The provider would also have to take into account the proposed obligation not to remove controversial viewpoints and the possibility of user redress for unduly restricting their freedom of expression. Coincidentally, the Divisional Court in Scottow v CPS has in the last few days issued a judgment in which it referred to “the well-established proposition that free speech encompasses the right to offend, and indeed to abuse another”.

These issues illustrate the care that has to be taken with using terms such as ‘online abuse’ to cover everything from strong language, through insults, to criminal threats of violence.

3. What is the threshold to trigger the duty of care? Is it the risk that someone, somewhere, might read something and claim to suffer an adverse psychological impact as a result? Is it a risk gauged according to the notional attributes of a reasonably tolerant hypothetical user, or does the standard of the most easily upset apply? How likely does it have to be that someone might suffer an adverse psychological impact if they read it? Is a reasonably foreseeable, but low, possibility sufficient? 

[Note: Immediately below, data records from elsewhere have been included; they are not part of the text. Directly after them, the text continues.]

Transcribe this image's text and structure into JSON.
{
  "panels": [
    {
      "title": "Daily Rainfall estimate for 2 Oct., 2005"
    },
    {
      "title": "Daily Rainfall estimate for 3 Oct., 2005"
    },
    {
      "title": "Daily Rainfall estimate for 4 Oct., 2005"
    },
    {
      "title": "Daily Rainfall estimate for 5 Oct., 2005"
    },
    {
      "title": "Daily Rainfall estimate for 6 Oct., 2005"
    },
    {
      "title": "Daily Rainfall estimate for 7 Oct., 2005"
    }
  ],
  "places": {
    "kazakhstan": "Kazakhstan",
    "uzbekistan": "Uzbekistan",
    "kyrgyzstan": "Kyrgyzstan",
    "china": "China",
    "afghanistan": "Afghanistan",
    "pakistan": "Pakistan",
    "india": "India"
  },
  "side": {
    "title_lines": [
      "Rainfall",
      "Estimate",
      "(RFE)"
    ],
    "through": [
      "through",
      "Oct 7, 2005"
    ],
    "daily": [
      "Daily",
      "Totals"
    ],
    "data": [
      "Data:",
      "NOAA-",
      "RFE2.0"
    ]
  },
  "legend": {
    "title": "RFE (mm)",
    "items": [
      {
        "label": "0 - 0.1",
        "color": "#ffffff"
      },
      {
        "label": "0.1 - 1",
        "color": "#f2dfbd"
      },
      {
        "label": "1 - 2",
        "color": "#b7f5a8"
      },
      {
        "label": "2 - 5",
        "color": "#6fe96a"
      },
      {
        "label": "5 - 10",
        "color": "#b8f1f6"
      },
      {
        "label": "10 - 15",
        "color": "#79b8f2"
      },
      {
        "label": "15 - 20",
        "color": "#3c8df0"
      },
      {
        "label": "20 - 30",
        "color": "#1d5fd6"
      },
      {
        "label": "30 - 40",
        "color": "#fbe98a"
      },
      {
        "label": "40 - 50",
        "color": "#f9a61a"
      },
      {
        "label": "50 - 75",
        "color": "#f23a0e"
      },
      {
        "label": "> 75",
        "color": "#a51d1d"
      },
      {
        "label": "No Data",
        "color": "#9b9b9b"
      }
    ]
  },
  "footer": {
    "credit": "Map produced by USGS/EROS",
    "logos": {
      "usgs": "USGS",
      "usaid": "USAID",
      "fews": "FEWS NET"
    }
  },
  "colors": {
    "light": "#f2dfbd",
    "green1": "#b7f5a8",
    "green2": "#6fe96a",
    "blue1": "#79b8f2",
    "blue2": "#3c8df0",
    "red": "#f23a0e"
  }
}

The Media Minister John Whittingdale, writing in the Daily Mail on the morning of the publication of the Final Response, said:

“This is not about an Orwellian state removal of content or building a ‘woke-net’ where causing offence leads to instant punishment.  Free speech includes the right to offend, and adults will still be free to access content that others may disapprove of.”

If risk and harm thresholds are sufficiently low and subjective, that is what would result.

4. Whatever the risk threshold might be, would it be set out in tightly drawn legislation or left to the discretion of Ofcom? It will not be forgotten that Ofcom, in a 2018 survey, suggested to respondents that ‘bad language’ is a harmful thing. A year later it described “offensive language” as a “potential harm”.

5. Lastly, in the absence of deliberate intent an author owes no duty avoid causing harm to a reader of their work, even though psychological injury may result from reading it. That was confirmed by the Supreme Court in Rhodes. The government’s proposals would therefore mean that an intermediary would have a duty to consider taking steps in relation to material for which the author itself has no duty of care.

These are difficult issues that go to the heart of any proposal to impose a duty of care. They ought to have been the subject of debate over the last couple of years. Unfortunately they have been buried in the rush to include every conceivable kind of harm - however unsuited it might be to the legal instrument of a duty of care - and in discussions of ‘systemic’ duties of care abstracted from consideration of what should and should not amount to harm.

It should be no surprise if the government’s proposals became bogged down in a quagmire resulting from the attempt to institute a universal law of everything, amounting to little more than a vague precept not to behave badly online. The White Paper proposals were a castle built on quicksand, if not thin air.

The proposed general definition of harm, while not perfect, gives some shape to the edifice. It at least sets the stage for a proper debate on the limits of a duty of care, the legally protectable nature of personal safety online, and its relationship to freedom of speech – even if that should have taken place two years ago. Whether regulation by regulator is the appropriate way to supervise and police an appropriately drawn duty of care in relation to individual speech is another matter.